« Là où il n'y a pas de liberté économique, il n'y a pas de liberté politique. » – Milton Friedman
Après avoir franchi les 100 dollars dimanche, le baril de Brent s'est effondré de 10% dans la nuit. En cause : Donald Trump affirmant que la guerre en Iran est « quasiment finie ». Le WTI américain est retombé à 85$, le Brent à 93$. Les marchés jouent au yo-yo au rythme des tweets présidentiels. En attendant, le détroit d'Ormuz reste bloqué et la CNUCED alerte sur les « répercussions majeures » pour l'économie mondiale. Trump manipule les cours ? Les traders encaissent.
(Le Figaro, TV5 Monde, ONU Info)
Les places européennes rebondissent à l'ouverture ce mardi, saluant le recul des prix du pétrole. En Asie, le Nikkei a progressé de 3%, Séoul de plus de 5%. Les valeurs technologiques et semi-conducteurs mènent la danse. Après le lundi noir, les investisseurs reprennent leur souffle. Mais la prudence reste de mise : tant que le détroit d'Ormuz reste fermé, la volatilité sera au rendez-vous.

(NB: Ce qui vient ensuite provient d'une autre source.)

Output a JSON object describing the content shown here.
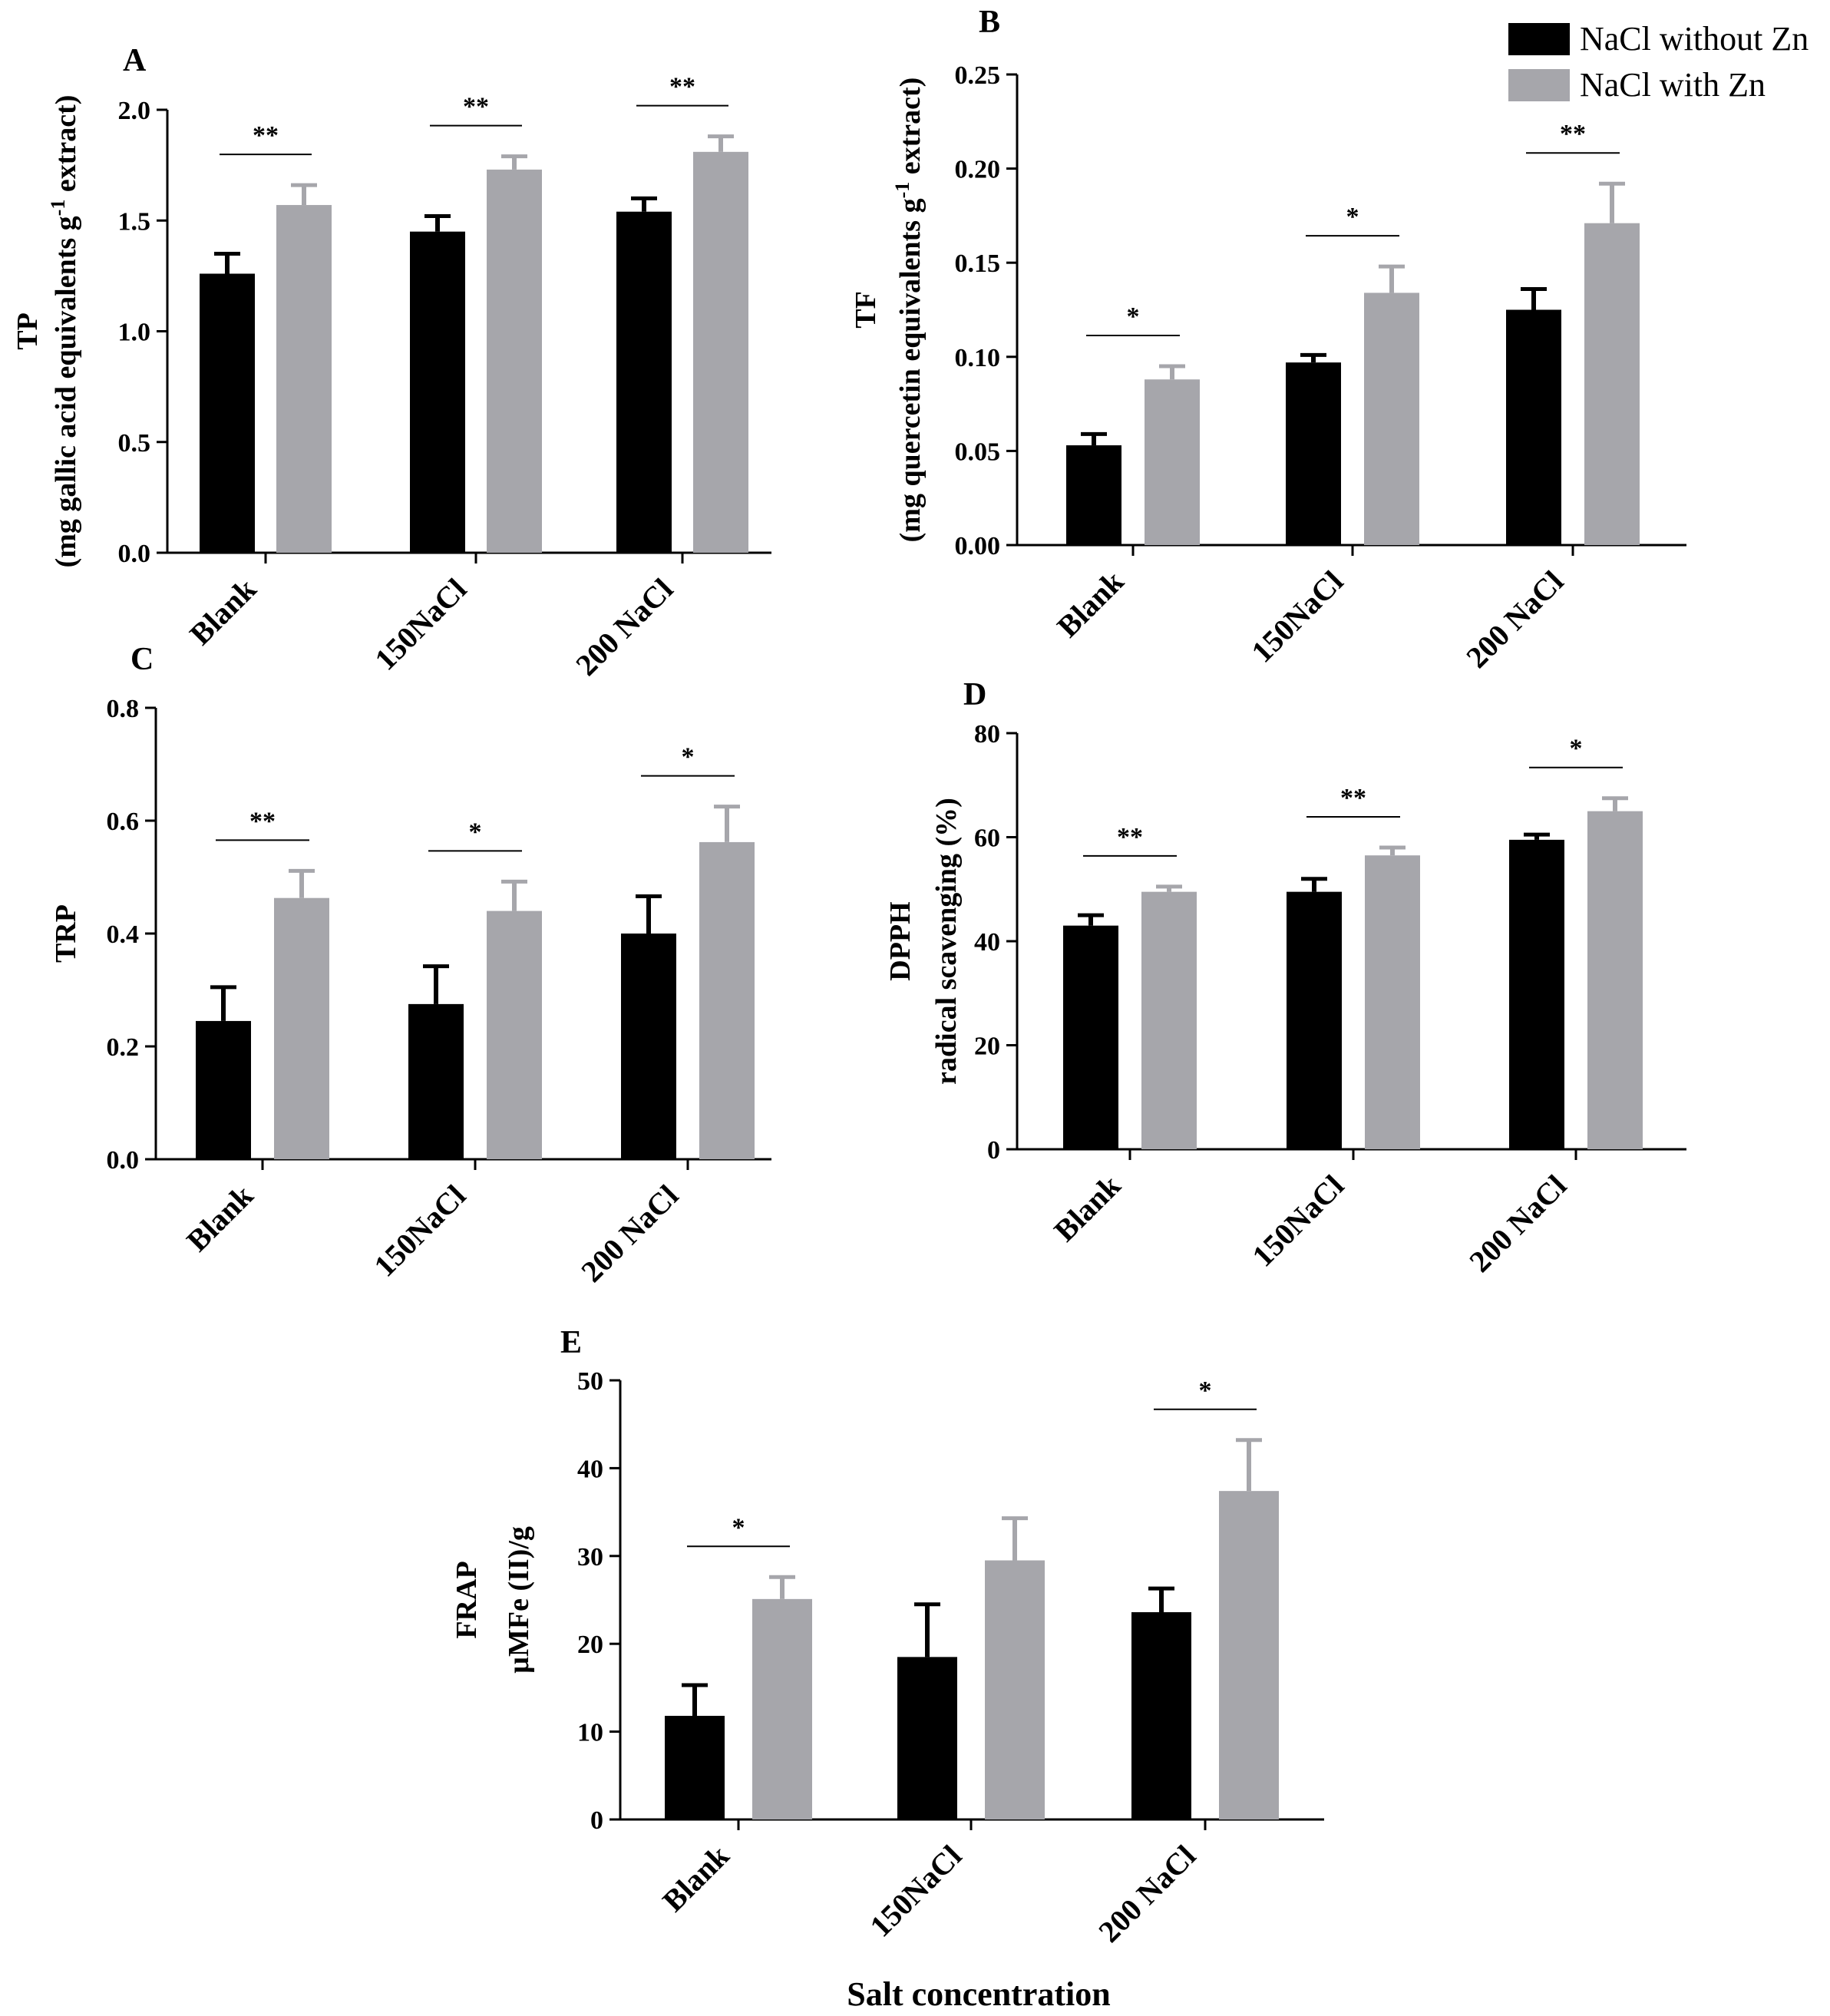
{
  "legend": [
    {
      "label": "NaCl without Zn",
      "color": "#000000"
    },
    {
      "label": "NaCl  with Zn",
      "color": "#a6a6ab"
    }
  ],
  "x_axis_title": "Salt concentration",
  "chart_data": [
    {
      "panel": "A",
      "type": "bar",
      "ylabel_lines": [
        "TP",
        "(mg gallic acid equivalents g",
        "-1",
        " extract)"
      ],
      "categories": [
        "Blank",
        "150NaCl",
        "200 NaCl"
      ],
      "series": [
        {
          "name": "NaCl without Zn",
          "values": [
            1.26,
            1.45,
            1.54
          ],
          "errors": [
            0.09,
            0.07,
            0.06
          ]
        },
        {
          "name": "NaCl  with Zn",
          "values": [
            1.57,
            1.73,
            1.81
          ],
          "errors": [
            0.09,
            0.06,
            0.07
          ]
        }
      ],
      "ylim": [
        0,
        2.0
      ],
      "yticks": [
        "0.0",
        "0.5",
        "1.0",
        "1.5",
        "2.0"
      ],
      "significance": [
        "**",
        "**",
        "**"
      ]
    },
    {
      "panel": "B",
      "type": "bar",
      "ylabel_lines": [
        "TF",
        "(mg quercetin equivalents g",
        "-1",
        " extract)"
      ],
      "categories": [
        "Blank",
        "150NaCl",
        "200 NaCl"
      ],
      "series": [
        {
          "name": "NaCl without Zn",
          "values": [
            0.053,
            0.097,
            0.125
          ],
          "errors": [
            0.006,
            0.004,
            0.011
          ]
        },
        {
          "name": "NaCl  with Zn",
          "values": [
            0.088,
            0.134,
            0.171
          ],
          "errors": [
            0.007,
            0.014,
            0.021
          ]
        }
      ],
      "ylim": [
        0,
        0.25
      ],
      "yticks": [
        "0.00",
        "0.05",
        "0.10",
        "0.15",
        "0.20",
        "0.25"
      ],
      "significance": [
        "*",
        "*",
        "**"
      ]
    },
    {
      "panel": "C",
      "type": "bar",
      "ylabel_lines": [
        "TRP"
      ],
      "categories": [
        "Blank",
        "150NaCl",
        "200 NaCl"
      ],
      "series": [
        {
          "name": "NaCl without Zn",
          "values": [
            0.245,
            0.275,
            0.4
          ],
          "errors": [
            0.06,
            0.067,
            0.066
          ]
        },
        {
          "name": "NaCl  with Zn",
          "values": [
            0.463,
            0.44,
            0.562
          ],
          "errors": [
            0.048,
            0.052,
            0.063
          ]
        }
      ],
      "ylim": [
        0,
        0.8
      ],
      "yticks": [
        "0.0",
        "0.2",
        "0.4",
        "0.6",
        "0.8"
      ],
      "significance": [
        "**",
        "*",
        "*"
      ]
    },
    {
      "panel": "D",
      "type": "bar",
      "ylabel_lines": [
        "DPPH",
        "radical scavenging (%)"
      ],
      "categories": [
        "Blank",
        "150NaCl",
        "200 NaCl"
      ],
      "series": [
        {
          "name": "NaCl without Zn",
          "values": [
            43,
            49.5,
            59.5
          ],
          "errors": [
            2,
            2.5,
            1
          ]
        },
        {
          "name": "NaCl  with Zn",
          "values": [
            49.5,
            56.5,
            65
          ],
          "errors": [
            1,
            1.5,
            2.5
          ]
        }
      ],
      "ylim": [
        0,
        80
      ],
      "yticks": [
        "0",
        "20",
        "40",
        "60",
        "80"
      ],
      "significance": [
        "**",
        "**",
        "*"
      ]
    },
    {
      "panel": "E",
      "type": "bar",
      "ylabel_lines": [
        "FRAP",
        "µMFe (II)/g"
      ],
      "categories": [
        "Blank",
        "150NaCl",
        "200 NaCl"
      ],
      "series": [
        {
          "name": "NaCl without Zn",
          "values": [
            11.8,
            18.5,
            23.6
          ],
          "errors": [
            3.5,
            6,
            2.7
          ]
        },
        {
          "name": "NaCl  with Zn",
          "values": [
            25.1,
            29.5,
            37.4
          ],
          "errors": [
            2.5,
            4.8,
            5.8
          ]
        }
      ],
      "ylim": [
        0,
        50
      ],
      "yticks": [
        "0",
        "10",
        "20",
        "30",
        "40",
        "50"
      ],
      "significance": [
        "*",
        "",
        "*"
      ]
    }
  ]
}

(Boursorama, Les Échos Investir)
C'est officiel : l'offre de Daniel Kretinsky pour devenir actionnaire majoritaire de Fnac Darty a été approuvée. Le milliardaire tchèque, déjà présent au capital, consolide son empire français après Casino et Le Monde. Un nouveau fleuron hexagonal passe sous pavillon étranger. L'État regarde, impuissant. Le capitalisme français continue de se vendre à qui veut bien l'acheter.
(Ouest-France)
Depuis Paris, Emmanuel Macron a ouvert le Sommet de l'AIEA sur l'énergie nucléaire. Message aux investisseurs publics et privés : le nucléaire civil est « un véritable secteur d'avenir ». En pleine crise pétrolière, le timing est parfait. Reste à convaincre les écologistes allemands et les bureaucrates bruxellois qui freinent depuis des années. L'atome français a rendez-vous avec son destin énergétique.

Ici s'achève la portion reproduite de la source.